David Cameron's response to the Calais migrant crisis has been "racist", the deputy mayor of the French city has said.
Speaking to Channel 5 News on Friday, Philippe Mignonet said it was unfair that the French authorities were always blamed for what was happening at the entrance to the Channel Tunnel.
On Friday morning the prime minister announced that extra sniffer dogs and fencing will be sent to France and Ministry of Defence land will be used to ease congestion on the British side of the Tunnel.
Cameron has been criticised for describing the number of people trying to make the journey to the United Kingdom as a "swarm". In a blog for The Huffington Post UK, the shadow home secretary and Labour leadership candidate Yvette Cooper said that the government had failed to get a grip on the problem at the French port and had instead resorted to "incendiary" language.
Mignonet said the word "swarm" was "proof of ignorance of the situation" in Britain. He added: "The racist words or extremist words – I just can’t accept them."
"It’s always the same: the French authorities are always blamed for what’s happening around the tunnel, around the port [and] in the city. If one day they have 10,000 [migrants] that will be a bloody disaster for them first and for the city afterwards. It’s already a disaster, an economic disaster for the city," he said.
Cameron returned to London from an official tour of Asia to chair a meeting of the emergency Cobra committee in Downing Street.
Speaking from No.10 today, Cameron said the situation was "unacceptable" and that he will be speaking to French president Francois Hollande later today.
He said: "This is going to be a difficult issue right across the summer. I will have a team of senior ministers who will be working to deal with it, and we rule nothing out in taking action to deal with this very serious problem. We are absolutely on it. We know it needs more work."
Today's Cobra meeting, which lasted just over an hour, was attended by ministers including home secretary Theresa May, business secretary Sajid Javid and communities secretary Greg Clark and senior representatives from the military and police.
Downing Street said the government has decided new powers to tackle illegal working and abuse of the asylum system will be sped up – the new Immigration Bill will be introduced as soon as parliament returns.
A spokesperson for the prime minister said: “The PM reiterated that everything that can be done will be done to ensure the security of our borders and alleviate the disruption on both sides of the Channel.”
The Permanent Secretary of the Home Office yesterday met leaders of Kent County Council and agreed it was a national not a local problem.
But with many of the migrants now known to be under-18, Cooper said that "David Cameron's "swarm" language seems designed to escalate" the fears among some Britons that migrants were ready to storm the country.
"The crisis over Calais is getting worse not better.
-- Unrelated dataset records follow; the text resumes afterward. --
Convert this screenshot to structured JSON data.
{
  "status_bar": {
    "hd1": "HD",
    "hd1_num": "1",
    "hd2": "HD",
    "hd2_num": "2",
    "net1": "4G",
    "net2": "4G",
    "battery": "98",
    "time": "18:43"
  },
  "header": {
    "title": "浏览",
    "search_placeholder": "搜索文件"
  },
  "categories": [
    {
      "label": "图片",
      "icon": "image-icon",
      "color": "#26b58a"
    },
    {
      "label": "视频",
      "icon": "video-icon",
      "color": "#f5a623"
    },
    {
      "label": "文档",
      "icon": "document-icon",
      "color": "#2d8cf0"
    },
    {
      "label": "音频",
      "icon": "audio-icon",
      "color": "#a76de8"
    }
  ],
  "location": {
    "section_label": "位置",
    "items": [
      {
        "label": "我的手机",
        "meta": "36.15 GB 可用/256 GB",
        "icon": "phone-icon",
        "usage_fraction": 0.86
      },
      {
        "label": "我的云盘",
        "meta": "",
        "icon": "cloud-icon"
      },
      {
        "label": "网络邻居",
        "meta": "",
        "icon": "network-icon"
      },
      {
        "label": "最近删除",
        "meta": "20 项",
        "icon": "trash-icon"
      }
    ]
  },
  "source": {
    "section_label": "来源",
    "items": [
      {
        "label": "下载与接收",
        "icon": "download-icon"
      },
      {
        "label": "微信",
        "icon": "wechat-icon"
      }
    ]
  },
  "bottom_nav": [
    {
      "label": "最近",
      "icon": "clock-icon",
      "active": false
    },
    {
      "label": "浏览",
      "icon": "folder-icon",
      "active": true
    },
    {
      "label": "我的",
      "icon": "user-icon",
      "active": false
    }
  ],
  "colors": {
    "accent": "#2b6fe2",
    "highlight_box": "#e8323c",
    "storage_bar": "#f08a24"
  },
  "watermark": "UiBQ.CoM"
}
Yet far from setting out a serious plan to tackle the problem, the prime minister is inflaming the politics with incendiary and divisive language instead," she wrote.
The UK should be giving more help to Kent police and council chiefs to cope with the crisis, while "exercising maximum diplomatic pressure on the French Government" to deal with asylum claims faster, she claimed.
Overnight, French security and police were again dispatched to prevent desperate migrants from gaining illegal access to the Channel Tunnel following a week of unrest.
Many of those trying to get across the Channel are teenagers who are either seeking work in the UK's black market or asylum from their war-torn home countries.
Paul Carter, leader of Kent County Council said it had to deal with two big issues: sorting out the M20 congestion chaos caused by backed up lorries, and the under-age migrant influx.
"Local government has statutory duties to provide care for unaccompanied minors under the age of 18 and those numbers have escalated dramatically in the last four to five weeks," he said.